University of California economist Brad Delong writes in the FinancialTimes:
A spokesperson for Standard & Poor’s said on Monday that there was an “at least a one-in-three likelihood” that the rating agency “could lower” its long-term view on the US within two years. US equities quickly dropped by more than 1.5 per cent. Importantly, however, the dollar did not weaken and US Treasury interest rates did not rise. The reason for this unexpected pattern is simple: the markets think this move is important not because it signals something fundamental about the economy, but because of the political impact it will have in Washington.
So what is going on? A sovereign-debt downgrade is supposed to mean that a government’s finances have become shakier. This means that the likelihood of internal price inflation is higher, the future value of the nominal exchange rate is likely to be lower, and the possibility that creditors might not get their money back in the form and at the time they had contracted for had gone up.

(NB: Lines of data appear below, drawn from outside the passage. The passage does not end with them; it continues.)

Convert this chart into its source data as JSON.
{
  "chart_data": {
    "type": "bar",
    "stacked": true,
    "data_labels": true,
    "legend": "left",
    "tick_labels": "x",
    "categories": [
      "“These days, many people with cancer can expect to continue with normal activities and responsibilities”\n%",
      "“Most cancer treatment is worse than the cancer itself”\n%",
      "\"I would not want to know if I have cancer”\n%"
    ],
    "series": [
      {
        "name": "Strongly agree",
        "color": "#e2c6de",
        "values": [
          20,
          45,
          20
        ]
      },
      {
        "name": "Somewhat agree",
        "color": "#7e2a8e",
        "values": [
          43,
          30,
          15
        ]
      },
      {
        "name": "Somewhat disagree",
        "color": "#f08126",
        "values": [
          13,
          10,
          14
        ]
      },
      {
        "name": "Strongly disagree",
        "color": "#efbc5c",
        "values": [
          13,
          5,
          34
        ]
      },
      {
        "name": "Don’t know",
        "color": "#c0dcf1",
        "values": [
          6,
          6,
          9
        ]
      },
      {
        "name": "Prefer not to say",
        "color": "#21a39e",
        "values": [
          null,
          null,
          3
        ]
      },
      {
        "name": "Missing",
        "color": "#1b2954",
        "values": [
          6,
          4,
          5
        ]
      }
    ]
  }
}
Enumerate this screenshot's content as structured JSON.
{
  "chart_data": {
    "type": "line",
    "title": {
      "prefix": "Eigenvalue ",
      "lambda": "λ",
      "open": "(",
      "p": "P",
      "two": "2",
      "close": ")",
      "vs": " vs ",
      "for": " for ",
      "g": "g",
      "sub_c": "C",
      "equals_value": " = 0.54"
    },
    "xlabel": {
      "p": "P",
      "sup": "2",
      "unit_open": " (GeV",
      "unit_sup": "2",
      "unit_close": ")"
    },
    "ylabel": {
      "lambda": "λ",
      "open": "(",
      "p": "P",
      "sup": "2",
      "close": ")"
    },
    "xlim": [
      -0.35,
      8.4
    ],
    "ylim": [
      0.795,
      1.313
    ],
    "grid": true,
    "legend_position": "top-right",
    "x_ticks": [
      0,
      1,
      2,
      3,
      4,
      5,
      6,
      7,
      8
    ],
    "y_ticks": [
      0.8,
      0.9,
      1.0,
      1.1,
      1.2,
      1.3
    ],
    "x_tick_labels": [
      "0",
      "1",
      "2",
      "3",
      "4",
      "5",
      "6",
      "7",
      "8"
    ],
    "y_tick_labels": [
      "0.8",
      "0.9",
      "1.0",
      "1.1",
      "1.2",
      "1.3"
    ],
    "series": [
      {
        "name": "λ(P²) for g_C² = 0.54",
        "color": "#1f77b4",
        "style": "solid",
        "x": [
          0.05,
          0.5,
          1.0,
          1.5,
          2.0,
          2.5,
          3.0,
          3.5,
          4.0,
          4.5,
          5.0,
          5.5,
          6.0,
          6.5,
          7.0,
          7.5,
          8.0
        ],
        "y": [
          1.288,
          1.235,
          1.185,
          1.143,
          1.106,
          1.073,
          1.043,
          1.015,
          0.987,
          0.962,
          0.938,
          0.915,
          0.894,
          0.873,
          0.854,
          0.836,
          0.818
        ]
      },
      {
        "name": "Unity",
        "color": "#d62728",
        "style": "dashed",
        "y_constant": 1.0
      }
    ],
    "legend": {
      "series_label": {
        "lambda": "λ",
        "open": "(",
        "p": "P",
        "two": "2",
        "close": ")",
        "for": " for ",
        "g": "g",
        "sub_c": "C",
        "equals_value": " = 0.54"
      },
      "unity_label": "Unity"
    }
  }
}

But if this were true the value of the dollar should have fallen on Monday. At the same time nominal interest rates on US debt should also have risen. The value of equities, meanwhile, could have gone either way: macroeconomic chaos would diminish future profits, but stocks have always been and remain a hedge against inflation.
But that is not what happened here. Instead equities fell, the dollar rose and nominal Treasury interest rates were unchanged. Given this, there are two things to bear in mind. First, you can go insane trying to over-interpret short-term market movements. Second, news comes in flavours: new news, old news, no news and political news. And it is important to understand which type this was.
If S&P’s announcement were genuine “new news” to the market, we would have expected to see the standard pattern: equities down, dollar down, rates up.
Meanwhile, if the announcement were old news, we would have expected to see no price movements at all – the smart money would already have taken up their positions. Equally, if it were no news – if the market as a whole simply thought that S&P was irrelevant – then we would have expected to see no price movements at all. But this did not happen: we did see price movements, both in equities, and in the dollar.
Instead what we saw just what might have been expected to see if S&P’s announcement is seen not as a piece of information produced by a financial analyst studying the situation, but instead as a move by a political actor trying to nudge a government toward its preferred policies.
I think DeLong is right. While Standard & Poor's said there’s a one-in-three chance that the rating might be cut within two years, the credit agency also noted its “baseline assumption” is that Congress and the Obama Administration will come to terms on a plan to reduce record deficits. And Standard & Poor's is playing its card hoping that such an agreement is more on the GOP side of the proposal. But this isn't new news.
Here is Clive Crook on the matter in The Atlantic:
"S&P adduces no new information that I can see. Competent ratings of opaque instruments such as, oh, mortgage-backed securities would be very useful to investors (not that ratings agencies troubled to provide competent ratings in that case, obviously). But why should anybody need that kind of help in judging the soundness of US government bonds? S&P knows nothing about them that you or I don't know."
What is new in Washington is that you have a large contingent in one political party of a rightist persuasion to begin with who thinks that a work of fiction by a third tiered Russian exile is an economic treatise.